Rachel Atherton keeps her four world champion rainbow jerseys in a birdcage.
No bird has ever lived in the cage; Atherton says she “just really likes birdcages”.
“I didn’t want to frame my jerseys or hang them on the wall,” she says. “I like to be able to take them out, touch them and remember those races.”
The cage door may be opening once again this month, with the 30-year-old Briton attempting to win World Championship number five.
Victory in Lenzerheide, Switzerland, on Sunday would make her the most decorated world champion in downhill mountain bike history.
But Atherton, who won a record sixth World Cup title in August, is well aware of the perilous nature of the race that awaits her, calling it a “death-or-glory” situation.
“Most people either win or crash,” she tells BBC Sport. “No-one really cares about second place.”
‘I’m physically sick on race day’
Atherton truly announced herself on the downhill scene in 2008, when she won her first World Championship and World Cup titles, and has dominated the sport for a decade.

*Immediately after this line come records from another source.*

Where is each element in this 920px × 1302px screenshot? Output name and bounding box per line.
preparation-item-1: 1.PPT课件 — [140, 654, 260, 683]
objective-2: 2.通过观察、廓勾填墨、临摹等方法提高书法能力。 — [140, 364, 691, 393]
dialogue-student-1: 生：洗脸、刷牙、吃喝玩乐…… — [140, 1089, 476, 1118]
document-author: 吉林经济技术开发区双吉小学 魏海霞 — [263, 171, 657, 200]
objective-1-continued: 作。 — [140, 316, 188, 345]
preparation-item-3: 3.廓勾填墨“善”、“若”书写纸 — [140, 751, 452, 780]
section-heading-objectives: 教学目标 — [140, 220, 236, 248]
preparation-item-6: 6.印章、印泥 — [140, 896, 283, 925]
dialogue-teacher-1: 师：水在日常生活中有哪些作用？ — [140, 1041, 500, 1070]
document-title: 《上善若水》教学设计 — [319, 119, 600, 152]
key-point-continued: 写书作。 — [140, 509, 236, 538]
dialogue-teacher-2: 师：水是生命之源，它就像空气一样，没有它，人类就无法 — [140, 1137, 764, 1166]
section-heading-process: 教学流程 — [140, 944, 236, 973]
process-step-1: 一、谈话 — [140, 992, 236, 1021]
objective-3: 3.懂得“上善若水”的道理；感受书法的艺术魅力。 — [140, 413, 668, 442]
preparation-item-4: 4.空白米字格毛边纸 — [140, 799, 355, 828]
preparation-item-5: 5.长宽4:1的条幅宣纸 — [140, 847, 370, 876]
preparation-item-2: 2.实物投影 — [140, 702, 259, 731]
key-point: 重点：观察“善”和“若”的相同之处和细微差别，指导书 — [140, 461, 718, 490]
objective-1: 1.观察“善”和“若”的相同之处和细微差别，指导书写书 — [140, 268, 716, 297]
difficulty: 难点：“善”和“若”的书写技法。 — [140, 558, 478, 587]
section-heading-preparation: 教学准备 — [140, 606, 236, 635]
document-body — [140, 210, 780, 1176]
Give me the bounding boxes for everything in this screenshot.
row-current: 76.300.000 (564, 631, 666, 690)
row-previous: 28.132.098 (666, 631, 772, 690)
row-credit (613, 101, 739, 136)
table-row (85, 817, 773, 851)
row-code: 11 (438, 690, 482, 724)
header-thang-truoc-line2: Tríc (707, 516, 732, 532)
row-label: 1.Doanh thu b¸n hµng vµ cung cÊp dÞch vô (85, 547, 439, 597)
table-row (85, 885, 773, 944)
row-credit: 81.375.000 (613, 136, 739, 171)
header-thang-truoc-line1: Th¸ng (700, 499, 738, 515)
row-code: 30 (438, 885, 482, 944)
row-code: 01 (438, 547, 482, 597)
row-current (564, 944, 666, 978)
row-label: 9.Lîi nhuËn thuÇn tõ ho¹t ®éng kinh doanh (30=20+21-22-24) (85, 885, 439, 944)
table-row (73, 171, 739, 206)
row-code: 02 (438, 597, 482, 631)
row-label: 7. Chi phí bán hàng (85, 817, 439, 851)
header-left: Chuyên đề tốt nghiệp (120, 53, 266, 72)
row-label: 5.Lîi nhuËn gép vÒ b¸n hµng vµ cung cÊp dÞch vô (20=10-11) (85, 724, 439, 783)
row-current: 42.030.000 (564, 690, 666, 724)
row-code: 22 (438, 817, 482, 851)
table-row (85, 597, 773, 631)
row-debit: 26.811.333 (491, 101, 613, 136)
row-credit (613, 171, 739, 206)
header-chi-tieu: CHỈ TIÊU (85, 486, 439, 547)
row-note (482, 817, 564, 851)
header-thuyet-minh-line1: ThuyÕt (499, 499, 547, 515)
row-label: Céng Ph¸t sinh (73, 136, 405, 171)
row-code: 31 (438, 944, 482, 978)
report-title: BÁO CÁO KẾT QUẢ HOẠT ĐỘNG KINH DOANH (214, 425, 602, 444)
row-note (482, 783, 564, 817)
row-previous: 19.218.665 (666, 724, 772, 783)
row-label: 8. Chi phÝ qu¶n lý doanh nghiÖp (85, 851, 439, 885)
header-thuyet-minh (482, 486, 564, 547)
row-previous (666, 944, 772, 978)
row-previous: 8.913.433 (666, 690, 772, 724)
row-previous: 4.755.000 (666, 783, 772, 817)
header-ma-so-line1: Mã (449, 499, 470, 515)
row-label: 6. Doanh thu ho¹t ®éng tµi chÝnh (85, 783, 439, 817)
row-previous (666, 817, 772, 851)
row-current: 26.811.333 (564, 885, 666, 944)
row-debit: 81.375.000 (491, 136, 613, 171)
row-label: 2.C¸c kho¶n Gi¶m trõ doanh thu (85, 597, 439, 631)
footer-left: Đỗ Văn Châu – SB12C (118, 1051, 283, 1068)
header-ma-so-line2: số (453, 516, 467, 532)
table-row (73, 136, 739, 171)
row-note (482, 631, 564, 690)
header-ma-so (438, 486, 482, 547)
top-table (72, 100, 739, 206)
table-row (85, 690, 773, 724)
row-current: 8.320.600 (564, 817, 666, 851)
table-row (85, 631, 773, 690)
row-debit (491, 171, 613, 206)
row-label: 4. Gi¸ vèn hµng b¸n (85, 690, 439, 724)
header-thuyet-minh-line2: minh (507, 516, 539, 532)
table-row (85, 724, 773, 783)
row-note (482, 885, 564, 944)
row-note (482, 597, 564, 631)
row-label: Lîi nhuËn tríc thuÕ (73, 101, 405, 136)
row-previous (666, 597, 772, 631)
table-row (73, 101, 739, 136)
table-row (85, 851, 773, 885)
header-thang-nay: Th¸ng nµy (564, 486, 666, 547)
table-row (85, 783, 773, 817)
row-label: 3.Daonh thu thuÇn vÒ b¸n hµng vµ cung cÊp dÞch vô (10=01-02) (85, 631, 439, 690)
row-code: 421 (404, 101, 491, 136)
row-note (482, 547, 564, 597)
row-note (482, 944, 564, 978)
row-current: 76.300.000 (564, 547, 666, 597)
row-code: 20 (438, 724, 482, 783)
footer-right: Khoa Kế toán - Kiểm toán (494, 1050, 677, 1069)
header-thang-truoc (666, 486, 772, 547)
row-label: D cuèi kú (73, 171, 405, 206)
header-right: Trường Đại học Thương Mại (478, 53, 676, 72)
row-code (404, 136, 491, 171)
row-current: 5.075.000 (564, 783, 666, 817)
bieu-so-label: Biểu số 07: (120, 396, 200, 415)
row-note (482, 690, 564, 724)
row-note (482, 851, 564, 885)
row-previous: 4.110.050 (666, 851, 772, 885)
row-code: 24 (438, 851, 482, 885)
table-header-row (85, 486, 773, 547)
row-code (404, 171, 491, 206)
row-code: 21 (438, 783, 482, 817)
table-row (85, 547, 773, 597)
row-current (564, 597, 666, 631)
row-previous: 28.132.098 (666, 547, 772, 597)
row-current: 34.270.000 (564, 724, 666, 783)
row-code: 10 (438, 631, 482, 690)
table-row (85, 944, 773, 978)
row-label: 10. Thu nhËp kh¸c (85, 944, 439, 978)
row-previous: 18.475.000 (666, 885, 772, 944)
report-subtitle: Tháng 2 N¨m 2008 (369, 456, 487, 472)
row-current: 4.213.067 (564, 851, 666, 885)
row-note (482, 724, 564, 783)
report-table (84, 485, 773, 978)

But even the very best are struck down by nerves, which Atherton says have got worse as time has passed – with a particularly drastic turn in recent years.
“I’m physically sick at least a couple of times on race day,” she says. “It’s only the past two or three years that it has happened.
“I think it’s my body’s way of getting ready, I’m going into war, so it’s that fight or flight mode.
“My older brother Gee – he also races and is a multiple world champion – started being physically sick and I guess I’ve always wanted to do what my brothers do, so now I do it as well!”
Atherton puts her nerves down to the growing pressure she puts on herself, such is her expectation of victory.
“I expect a lot from myself, and that, over the years, has become more and more,” she says.
“The more injuries you get, the more you become aware of the consequences, so I think that adds up to this one big ball of pressure.”
‘I’ve always felt a bit battered’
As is to be expected given the nature of the sport, Atherton has had her fair share of injuries, including broken wrists and collarbones, and has even had to have bone grafts.
In 2009, she needed a nerve graft after a collision with a pick-up truck in California when a dislocated shoulder – one of many she has had – severed a nerve.
Atherton is the oldest rider in the field, and her list of injuries is something she says she is becoming “more aware of” as the years pass.
“I do notice the injuries now. I had some big injuries relatively young and I’ve carried them throughout my career, so it’s nothing new,” she says.
“I’ve always felt a bit wrecked and a bit battered. It does take slightly longer to recover, it takes slightly longer to warm up in the mornings, but that’s counteracted with the experience I’ve got from racing for so long.”
Atherton says she has learned to cope with the ever-increasing aches and pains.
“You can carry injuries forever and you have to deal with that,” she adds.
“I find ways of racing and riding that mean I can still acknowledge that I am nervous. I ride perhaps a more calculated race now, and over the years that seems to have paid off.”
‘That one race that means so much’
Atherton will go into this week’s Mountain Bike World Championships, which start on Wednesday, in good form after an “emotional” World Cup final triumph in La Bresse, France, last month.
She won three rounds of this year’s World Cup before winning the overall title for a sixth time – a record feat she says is “very special”.
“Looking back, I didn’t really know it was going to be an historic number six – no-one had ever done that before,” she says.
“It’s an achievement that has spanned 10 years, from when I won my first World Cup title in 2008.
“When I think about that, with all the injuries I’ve had in between, it’s incredible really. I never set out with that goal in mind as a kid.”
Attention quickly switched to the challenge ahead in Switzerland and, with downhill not part of the Olympic mountain bike programme, Atherton describes the World Championships as “our Olympic final”.
“It’s weird to have one race that means so much,” she says. “You win the jersey and the stripes and there is this huge hype surrounding it.
“The whole year adds up to the World Cup title, and then this one race, one afternoon, is huge.”